May 4, 2007 -- Pork is very popular in Washington. Whether it's the literal kind served up at $1,000 a plate fundraisers or the ever-present special projects tucked into million or even billion dollar spending bills coming out of Congress, pork is a part of politics.
But, two-time Democratic presidential contender Rep. Dennis Kucinich, D-Ohio, doesn't like pork. That is to say, he and his wife, Elizabeth, don't eat meat.
In fact, the self-proclaimed peace candidate doesn't eat any kind of animal by-product; Kucinich and his wife are both vegans, presenting what could be a formidable challenge in the meaty world of high stakes politics en route to the White House.
Bringin' Home the Bacon
In harmony with their diet, don't expect to see the Kuciniches at any high-priced fundraisers featuring rubbery chicken or even fish. They plan on bringin' home the bacon through vegan potlucks and brunches.
Elizabeth Kucinich hosted two vegan fundraising events this week in Phoenix, Ariz., bringing in under $1,000 in contributions.
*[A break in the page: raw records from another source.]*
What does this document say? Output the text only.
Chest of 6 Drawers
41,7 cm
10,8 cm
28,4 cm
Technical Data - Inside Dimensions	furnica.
The couple will host a more exclusive vegan feast featuring celebrity hosts this weekend in Los Angeles and plan on raising over $8,000 in contributions.
Many big name vegan and vegetarian celebrities have signed on to the Kucinich campaign according to former actress/vegan/Kucinich volunteer Marr Nealon.
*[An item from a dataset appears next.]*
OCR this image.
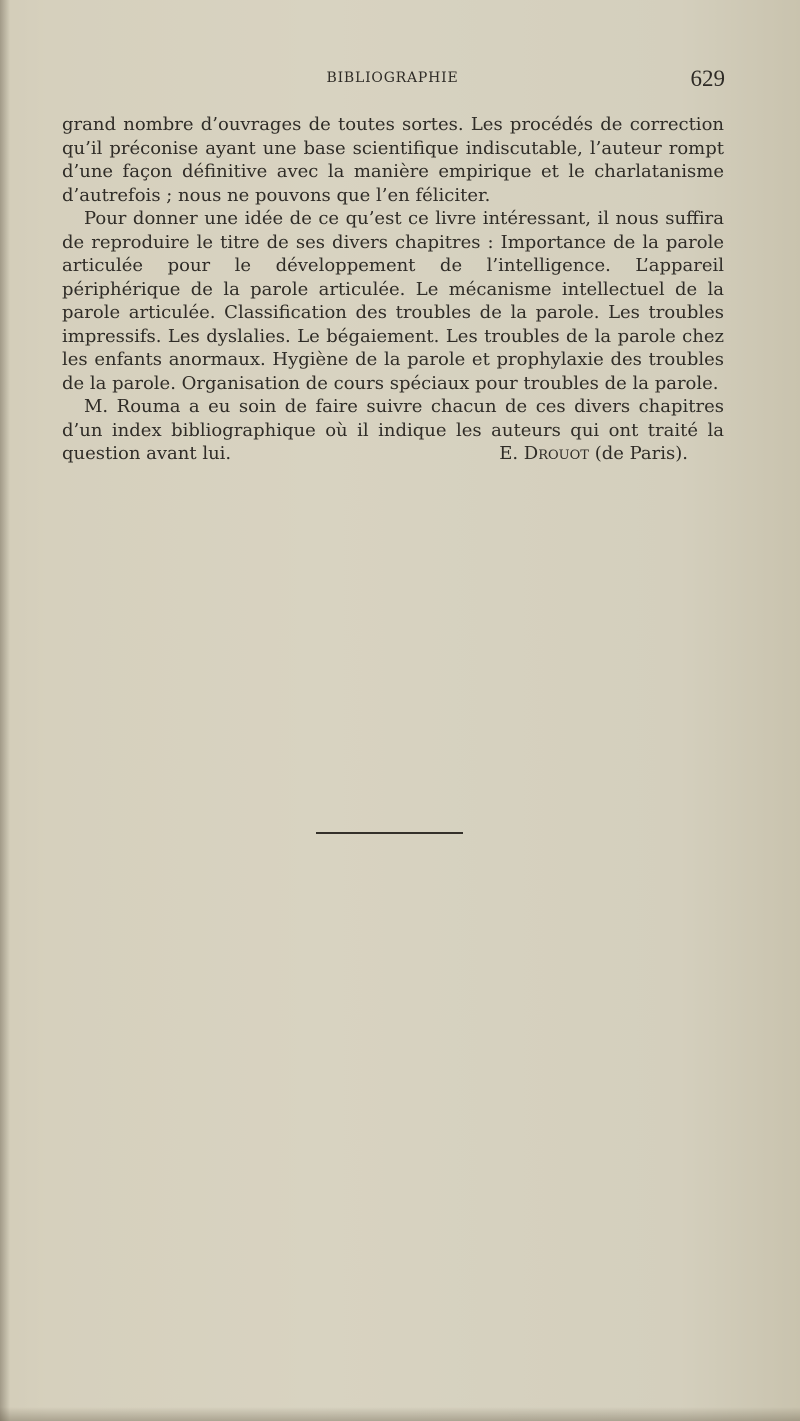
BIBLIOGRAPHIE	629

grand nombre d’ouvrages de toutes sortes. Les procédés de correction qu’il préconise ayant une base scientifique indiscutable, l’auteur rompt d’une façon définitive avec la manière empirique et le charlatanisme d’autrefois ; nous ne pouvons que l’en féliciter.

Pour donner une idée de ce qu’est ce livre intéressant, il nous suffira de reproduire le titre de ses divers chapitres : Importance de la parole articulée pour le développement de l’intelligence. L’appareil périphérique de la parole articulée. Le mécanisme intellectuel de la parole articulée. Classification des troubles de la parole. Les troubles impressifs. Les dyslalies. Le bégaiement. Les troubles de la parole chez les enfants anormaux. Hygiène de la parole et prophylaxie des troubles de la parole. Organisation de cours spéciaux pour troubles de la parole.

M. Rouma a eu soin de faire suivre chacun de ces divers chapitres d’un index bibliographique où il indique les auteurs qui ont traité la question avant lui.	E. Drouot (de Paris).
"Celebrities Danny Glover, Sean Penn, Willie Nelson, Ed Begley Jr, James Cromwell, Paul Haggis (writer/director of "Crash"), Alexandra Paul ("Baywatch"), and Paul Winner (creator of the garden burger) have all endorsed Kucinich," Nealon told ABC News.
No Bologna Voters
There is more to voters' appetites at these down-home affairs than just veganism.
"Dennis has compassion for animals and the environment, and he also feels the pain of what's going on in the war," Nealon said.
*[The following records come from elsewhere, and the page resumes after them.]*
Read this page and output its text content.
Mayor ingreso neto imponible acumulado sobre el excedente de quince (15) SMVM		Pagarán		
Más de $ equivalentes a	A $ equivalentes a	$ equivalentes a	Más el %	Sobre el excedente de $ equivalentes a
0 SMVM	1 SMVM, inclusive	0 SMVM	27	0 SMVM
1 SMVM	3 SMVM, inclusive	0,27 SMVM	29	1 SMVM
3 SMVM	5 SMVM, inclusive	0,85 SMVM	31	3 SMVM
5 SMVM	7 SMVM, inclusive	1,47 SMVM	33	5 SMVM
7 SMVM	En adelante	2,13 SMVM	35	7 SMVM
Vegan restaurant owner and chef Dave Anderson agrees with Nealon.
"His politics are very much in line with our beliefs and not just because he's vegan. But his world view is in line with mine. It's hard to find a candidate with your same world views," Anderson said.
Anderson will be hosting the Kuciniches at his restaurant Madeleine Bistro for an exclusive brunch this Sunday in Los Angeles. The event is $150 per person, $125 going to the Kucinich campaign. The restaurant can only hold 65 people, and according to the campaign, the event is close to selling out.
On the menu: cinnamon veignet, asparagus and wild mushroom tofu omelet (no eggs), strawberry-rhubarb crepes, and fresh orange juice.
But the menu -- at least to vegan novices -- raised a few questions: how do you make an omelet without eggs? And, if so, how does it taste?
"The omelet is soy and tofu-based. Most of the egg stuff that we do is soy-based. We make cheeses that actually melt and whipped cream that actually whips," Anderson explained.
Anderson has been a vegetarian for over 20 years and vegan for seven years. His restaurant is the first upscale 100 percent vegan restaurant in the Los Angeles area and he says it has a lot to do with his philosophy: "Eating is one of the great pleasures in life. You shouldn't have to give up what you like to be vegan."
The vegan presidential candidate and supporters don't eat much meat, but they're finding innovative ways to enjoy bringing home the bacon.